Die erste Barkasse wurde vertäut. Mit den Winden wurden Verwundete an Bord gehievt. Sie waren bei Bewusstsein, aber teilnahmslos. Als man sie an den Frauen vorbeitrug, verstand Paula, warum man sie in der ersten Reihe haben wollte. Diese Männer sollten ein weibliches Wesen sehen, ein Lächeln.
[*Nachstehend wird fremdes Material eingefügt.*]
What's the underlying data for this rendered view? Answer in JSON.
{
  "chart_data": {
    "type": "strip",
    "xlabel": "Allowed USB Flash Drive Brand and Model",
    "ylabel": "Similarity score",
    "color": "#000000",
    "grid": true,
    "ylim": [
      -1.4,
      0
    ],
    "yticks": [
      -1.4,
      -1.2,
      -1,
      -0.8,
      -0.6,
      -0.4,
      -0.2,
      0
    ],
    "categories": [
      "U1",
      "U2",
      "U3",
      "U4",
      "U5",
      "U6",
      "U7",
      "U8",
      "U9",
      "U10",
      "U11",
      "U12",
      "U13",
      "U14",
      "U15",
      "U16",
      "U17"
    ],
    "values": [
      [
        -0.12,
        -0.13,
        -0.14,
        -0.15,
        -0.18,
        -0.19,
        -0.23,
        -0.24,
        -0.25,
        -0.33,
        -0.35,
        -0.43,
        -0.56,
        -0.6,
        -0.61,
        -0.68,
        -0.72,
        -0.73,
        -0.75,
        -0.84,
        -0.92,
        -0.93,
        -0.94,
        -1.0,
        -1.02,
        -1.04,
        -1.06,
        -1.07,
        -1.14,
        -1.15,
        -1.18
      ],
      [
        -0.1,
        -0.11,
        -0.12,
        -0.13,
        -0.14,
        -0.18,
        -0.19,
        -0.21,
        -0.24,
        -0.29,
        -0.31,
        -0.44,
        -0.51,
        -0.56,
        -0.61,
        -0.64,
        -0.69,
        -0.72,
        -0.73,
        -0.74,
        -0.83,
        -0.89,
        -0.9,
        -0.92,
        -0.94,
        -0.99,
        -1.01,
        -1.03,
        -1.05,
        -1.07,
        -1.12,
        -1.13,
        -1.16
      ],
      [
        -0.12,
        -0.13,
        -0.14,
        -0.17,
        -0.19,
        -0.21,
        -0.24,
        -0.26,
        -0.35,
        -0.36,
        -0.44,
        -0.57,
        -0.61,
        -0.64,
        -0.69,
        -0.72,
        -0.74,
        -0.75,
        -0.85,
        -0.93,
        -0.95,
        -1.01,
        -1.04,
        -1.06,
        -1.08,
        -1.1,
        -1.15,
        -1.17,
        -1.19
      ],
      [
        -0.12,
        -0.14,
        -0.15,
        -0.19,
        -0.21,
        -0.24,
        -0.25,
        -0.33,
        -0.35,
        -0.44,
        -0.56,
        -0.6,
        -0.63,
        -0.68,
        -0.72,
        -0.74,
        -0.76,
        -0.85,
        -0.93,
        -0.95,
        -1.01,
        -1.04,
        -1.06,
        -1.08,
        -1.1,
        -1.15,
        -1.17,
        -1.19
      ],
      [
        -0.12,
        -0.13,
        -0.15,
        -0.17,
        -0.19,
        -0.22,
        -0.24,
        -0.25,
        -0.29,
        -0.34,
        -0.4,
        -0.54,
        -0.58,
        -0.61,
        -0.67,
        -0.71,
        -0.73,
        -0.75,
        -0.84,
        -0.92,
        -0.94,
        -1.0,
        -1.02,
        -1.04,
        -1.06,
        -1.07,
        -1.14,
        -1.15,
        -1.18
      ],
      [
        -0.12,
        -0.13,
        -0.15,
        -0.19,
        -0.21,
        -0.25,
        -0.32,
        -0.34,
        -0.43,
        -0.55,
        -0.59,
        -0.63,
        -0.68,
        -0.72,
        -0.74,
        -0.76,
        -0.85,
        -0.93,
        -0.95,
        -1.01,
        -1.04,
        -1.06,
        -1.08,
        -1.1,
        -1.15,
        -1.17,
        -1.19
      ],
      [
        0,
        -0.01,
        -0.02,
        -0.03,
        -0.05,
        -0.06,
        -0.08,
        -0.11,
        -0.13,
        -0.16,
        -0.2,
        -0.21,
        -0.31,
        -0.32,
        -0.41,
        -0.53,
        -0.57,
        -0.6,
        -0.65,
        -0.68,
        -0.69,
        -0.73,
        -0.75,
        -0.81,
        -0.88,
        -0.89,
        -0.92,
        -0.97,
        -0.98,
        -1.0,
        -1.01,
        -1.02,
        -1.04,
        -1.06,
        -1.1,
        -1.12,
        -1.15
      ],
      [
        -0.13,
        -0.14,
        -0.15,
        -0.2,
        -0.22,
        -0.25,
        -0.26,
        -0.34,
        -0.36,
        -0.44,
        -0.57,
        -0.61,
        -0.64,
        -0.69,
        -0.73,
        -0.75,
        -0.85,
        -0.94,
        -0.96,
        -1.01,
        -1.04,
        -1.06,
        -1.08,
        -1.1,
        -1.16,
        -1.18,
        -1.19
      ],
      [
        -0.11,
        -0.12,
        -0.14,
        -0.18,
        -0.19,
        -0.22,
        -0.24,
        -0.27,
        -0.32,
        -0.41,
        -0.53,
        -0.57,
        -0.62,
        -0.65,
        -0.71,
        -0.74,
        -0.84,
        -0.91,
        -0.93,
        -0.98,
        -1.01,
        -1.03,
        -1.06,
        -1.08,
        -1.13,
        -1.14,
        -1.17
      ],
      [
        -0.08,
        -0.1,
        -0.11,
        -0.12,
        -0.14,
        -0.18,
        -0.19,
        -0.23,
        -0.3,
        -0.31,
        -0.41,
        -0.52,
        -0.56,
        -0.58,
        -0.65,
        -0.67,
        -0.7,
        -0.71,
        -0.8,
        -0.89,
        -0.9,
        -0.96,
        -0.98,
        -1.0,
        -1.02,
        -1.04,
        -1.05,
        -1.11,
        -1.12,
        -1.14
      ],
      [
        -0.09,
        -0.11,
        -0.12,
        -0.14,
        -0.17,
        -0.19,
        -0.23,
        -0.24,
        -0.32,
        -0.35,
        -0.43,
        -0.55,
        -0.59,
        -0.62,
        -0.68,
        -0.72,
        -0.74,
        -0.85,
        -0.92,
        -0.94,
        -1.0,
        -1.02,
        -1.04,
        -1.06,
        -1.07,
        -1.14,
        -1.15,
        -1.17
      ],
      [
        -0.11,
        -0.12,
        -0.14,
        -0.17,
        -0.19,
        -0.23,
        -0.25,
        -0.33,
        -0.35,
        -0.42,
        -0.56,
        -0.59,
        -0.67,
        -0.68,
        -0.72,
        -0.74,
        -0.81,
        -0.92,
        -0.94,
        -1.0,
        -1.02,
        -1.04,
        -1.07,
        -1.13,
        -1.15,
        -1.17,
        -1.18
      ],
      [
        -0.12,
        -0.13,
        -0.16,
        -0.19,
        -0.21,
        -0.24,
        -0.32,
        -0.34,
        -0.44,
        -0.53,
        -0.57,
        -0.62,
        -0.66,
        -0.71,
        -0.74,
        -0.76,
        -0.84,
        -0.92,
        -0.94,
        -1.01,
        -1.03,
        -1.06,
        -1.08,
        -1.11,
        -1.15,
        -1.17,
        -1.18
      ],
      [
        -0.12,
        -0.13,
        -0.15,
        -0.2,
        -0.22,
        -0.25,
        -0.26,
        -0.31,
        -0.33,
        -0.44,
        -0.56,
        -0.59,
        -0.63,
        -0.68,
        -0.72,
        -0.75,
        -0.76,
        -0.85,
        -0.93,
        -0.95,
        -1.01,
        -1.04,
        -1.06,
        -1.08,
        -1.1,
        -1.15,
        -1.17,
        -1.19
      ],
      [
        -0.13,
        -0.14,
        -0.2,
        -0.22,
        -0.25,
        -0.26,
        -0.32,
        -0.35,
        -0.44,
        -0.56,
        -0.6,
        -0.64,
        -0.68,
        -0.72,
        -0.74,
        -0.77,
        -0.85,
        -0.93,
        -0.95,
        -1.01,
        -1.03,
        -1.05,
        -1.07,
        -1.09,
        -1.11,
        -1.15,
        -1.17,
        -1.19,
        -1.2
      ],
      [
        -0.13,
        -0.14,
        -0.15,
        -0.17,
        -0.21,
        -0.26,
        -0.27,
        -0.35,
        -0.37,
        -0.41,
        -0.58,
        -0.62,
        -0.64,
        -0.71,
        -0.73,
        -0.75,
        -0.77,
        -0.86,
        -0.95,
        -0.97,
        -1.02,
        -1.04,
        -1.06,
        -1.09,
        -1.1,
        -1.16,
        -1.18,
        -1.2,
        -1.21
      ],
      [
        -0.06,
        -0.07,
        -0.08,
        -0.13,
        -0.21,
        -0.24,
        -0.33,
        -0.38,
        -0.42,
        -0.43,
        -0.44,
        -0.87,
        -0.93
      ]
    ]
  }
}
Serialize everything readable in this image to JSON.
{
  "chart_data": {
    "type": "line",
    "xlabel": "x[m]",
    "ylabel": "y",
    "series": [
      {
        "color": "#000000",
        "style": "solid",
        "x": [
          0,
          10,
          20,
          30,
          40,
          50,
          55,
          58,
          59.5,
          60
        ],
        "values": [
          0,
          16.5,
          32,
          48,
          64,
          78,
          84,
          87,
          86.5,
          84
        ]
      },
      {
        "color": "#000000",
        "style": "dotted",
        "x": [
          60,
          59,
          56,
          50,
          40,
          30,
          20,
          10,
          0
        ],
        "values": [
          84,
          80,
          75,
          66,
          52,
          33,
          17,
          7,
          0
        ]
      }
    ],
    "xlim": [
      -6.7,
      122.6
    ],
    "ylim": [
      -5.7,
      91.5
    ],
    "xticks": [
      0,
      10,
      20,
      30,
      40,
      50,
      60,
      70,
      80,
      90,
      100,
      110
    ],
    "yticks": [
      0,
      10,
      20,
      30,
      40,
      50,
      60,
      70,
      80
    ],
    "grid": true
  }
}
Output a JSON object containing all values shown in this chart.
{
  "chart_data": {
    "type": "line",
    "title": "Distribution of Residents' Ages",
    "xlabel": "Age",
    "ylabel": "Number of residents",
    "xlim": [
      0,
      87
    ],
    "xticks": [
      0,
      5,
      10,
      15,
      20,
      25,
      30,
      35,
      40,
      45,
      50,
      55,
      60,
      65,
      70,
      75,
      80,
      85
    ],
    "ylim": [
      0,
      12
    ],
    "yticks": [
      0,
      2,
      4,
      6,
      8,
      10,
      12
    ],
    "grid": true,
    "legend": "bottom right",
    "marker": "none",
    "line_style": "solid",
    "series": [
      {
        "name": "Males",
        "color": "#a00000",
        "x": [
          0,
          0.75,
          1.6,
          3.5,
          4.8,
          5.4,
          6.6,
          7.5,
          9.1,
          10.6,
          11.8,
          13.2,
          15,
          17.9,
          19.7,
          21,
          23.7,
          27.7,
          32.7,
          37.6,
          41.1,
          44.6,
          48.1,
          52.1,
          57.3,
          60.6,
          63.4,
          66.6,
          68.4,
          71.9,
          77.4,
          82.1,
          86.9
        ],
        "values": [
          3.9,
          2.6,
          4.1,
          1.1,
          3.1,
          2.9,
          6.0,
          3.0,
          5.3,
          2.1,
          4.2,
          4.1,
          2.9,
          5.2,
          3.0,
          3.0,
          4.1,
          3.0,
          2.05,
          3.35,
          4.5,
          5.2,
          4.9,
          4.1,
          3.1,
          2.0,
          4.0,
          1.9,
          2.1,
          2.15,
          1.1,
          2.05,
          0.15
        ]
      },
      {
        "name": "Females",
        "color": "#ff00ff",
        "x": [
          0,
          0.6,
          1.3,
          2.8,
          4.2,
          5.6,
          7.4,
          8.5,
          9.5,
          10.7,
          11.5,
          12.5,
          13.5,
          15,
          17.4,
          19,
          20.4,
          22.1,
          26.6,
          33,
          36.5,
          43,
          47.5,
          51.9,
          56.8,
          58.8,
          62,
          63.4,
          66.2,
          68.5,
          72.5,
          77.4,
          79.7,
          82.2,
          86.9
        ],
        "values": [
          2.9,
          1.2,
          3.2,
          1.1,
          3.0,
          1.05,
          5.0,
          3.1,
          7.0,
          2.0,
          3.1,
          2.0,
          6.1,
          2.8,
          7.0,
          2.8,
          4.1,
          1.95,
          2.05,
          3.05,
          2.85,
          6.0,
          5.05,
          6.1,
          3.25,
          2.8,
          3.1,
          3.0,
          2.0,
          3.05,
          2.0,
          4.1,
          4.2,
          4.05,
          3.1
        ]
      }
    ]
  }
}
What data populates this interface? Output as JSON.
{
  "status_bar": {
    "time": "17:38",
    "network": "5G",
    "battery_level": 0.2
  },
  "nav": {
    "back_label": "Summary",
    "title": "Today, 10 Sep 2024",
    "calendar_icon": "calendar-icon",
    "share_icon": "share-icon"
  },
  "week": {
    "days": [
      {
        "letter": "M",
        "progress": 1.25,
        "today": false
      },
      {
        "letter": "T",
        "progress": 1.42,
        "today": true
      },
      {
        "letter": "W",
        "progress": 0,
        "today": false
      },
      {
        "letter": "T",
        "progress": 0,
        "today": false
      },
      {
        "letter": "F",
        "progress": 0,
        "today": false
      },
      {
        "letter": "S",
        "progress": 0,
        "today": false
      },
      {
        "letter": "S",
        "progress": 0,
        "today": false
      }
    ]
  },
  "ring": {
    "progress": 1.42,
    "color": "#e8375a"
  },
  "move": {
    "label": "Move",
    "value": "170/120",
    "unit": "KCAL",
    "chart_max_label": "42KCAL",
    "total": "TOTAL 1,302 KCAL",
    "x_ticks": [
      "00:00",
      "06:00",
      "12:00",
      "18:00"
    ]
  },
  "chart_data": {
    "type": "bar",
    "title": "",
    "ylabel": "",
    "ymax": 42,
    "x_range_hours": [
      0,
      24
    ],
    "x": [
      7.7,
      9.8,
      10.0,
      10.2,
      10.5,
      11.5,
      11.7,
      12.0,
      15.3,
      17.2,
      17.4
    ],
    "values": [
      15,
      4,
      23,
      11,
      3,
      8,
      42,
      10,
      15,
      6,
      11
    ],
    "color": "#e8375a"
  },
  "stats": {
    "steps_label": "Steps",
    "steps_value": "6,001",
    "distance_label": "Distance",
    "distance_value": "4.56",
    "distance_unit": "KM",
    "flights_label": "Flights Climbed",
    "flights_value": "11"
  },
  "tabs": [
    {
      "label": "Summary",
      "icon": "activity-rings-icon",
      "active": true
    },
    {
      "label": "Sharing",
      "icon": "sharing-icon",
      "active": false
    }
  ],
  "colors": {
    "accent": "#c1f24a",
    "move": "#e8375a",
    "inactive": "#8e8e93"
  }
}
Also strahlte sie wie die anderen übers ganze Gesicht und machte aufmunternde Bemerkungen. »Sag nicht, dass du verheiratet bist … Dich päppeln wir schon wieder auf … Na, lädst du mich heute Abend auf einen Drink ein? … Hallo, Großer, bist du der Bruder von Errol Flynn?«

Der Letzte war ein halbes Kind, beide Hände amputiert, die Verbände an den Stümpfen schwarz. Es schnürte ihr das Herz ab, als sie sagte: »Wegen so einer Schramme willst du heim?«

Die Parade der Sanitäter war durch irgendetwas ins Stocken geraten, und der Junge sah zu Paula hoch. Das linke Auge war von Sekret so verklebt, dass er es nicht auf‌bekam. In den eingefallenen Lippen war kein Blut mehr. Sie beugte sich zu ihm, küsste seine eiskalte Stirn. Er flüsterte etwas.

Paula ging mit ihrem Ohr nah an seinen Mund.

»Sagen Sie das meiner Verlobten.«

Sie schämte sich für ihr Zittern, schämte sich, dass sie ihre Tränen wegwischen konnte, dass sie einen lächerlichen Sturm für den Krieg gehalten hatte. Violet gab ihr einen Schubs; sie hatten Befehl, eine Barkasse zu besteigen. Schulter an Schulter kauerten die Frauen auf ihren Seesäcken, sprachen nicht. Der Minenlotse bestimmte den Kurs mit heiseren Rufen. Auf dem Wasser schwamm gelber Schaum. Ein Schachspiel, eine Bibel, verschmortes Bakelit, aufgedunsene Tierkadaver, Fetzen von Uniformen, immer wieder Leichen.

Als sie sich den Partisanenbooten näherten, hörte Paula sie singen, ein schmissiges Kampflied. Doch sie musste an einen traurigen Song von Sinatra denken, dessen Titel ihr nicht einfiel.The loveliest day, the brightest sun is like a night without a star. These are the lonely, gloomy hours like only in love or at war. Die Männer winkten und warfen den Frauen Kusshände zu. Paula wollte lächeln, aber ihre Mundwinkel waren starr.

»Was denkst du, wo wir hinkommen?« f‌lüsterte Violet.

Sie zuckte die Schultern, es war ihr gleich.

Am Pier saßen hunderte amerikanische Soldaten auf ihren Tornistern und warteten mit grauen, eingefallenen Gesichtern darauf, endlich eingeschifft zu werden. Sie sahen aus, als fielen sie um, wenn sie stehen müssten.

Paula ging von Bord. An Land gab es kein heiles Stück Holz oder Metall, keinen Stein, den nicht Maschinengewehrgarben beharkt hätten. Selbst der Himmel hing in Fetzen. Auf einem deutschen Militärtransporter waren Leichen wie Klafterholz aufgeschichtet, alle nackt, darunter Frauen. Fliegengeschmeiß hatte sich auf ihnen niedergelassen. Paula würgte. Sie musste wegsehen und sich ein Taschentuch vor die Nase halten.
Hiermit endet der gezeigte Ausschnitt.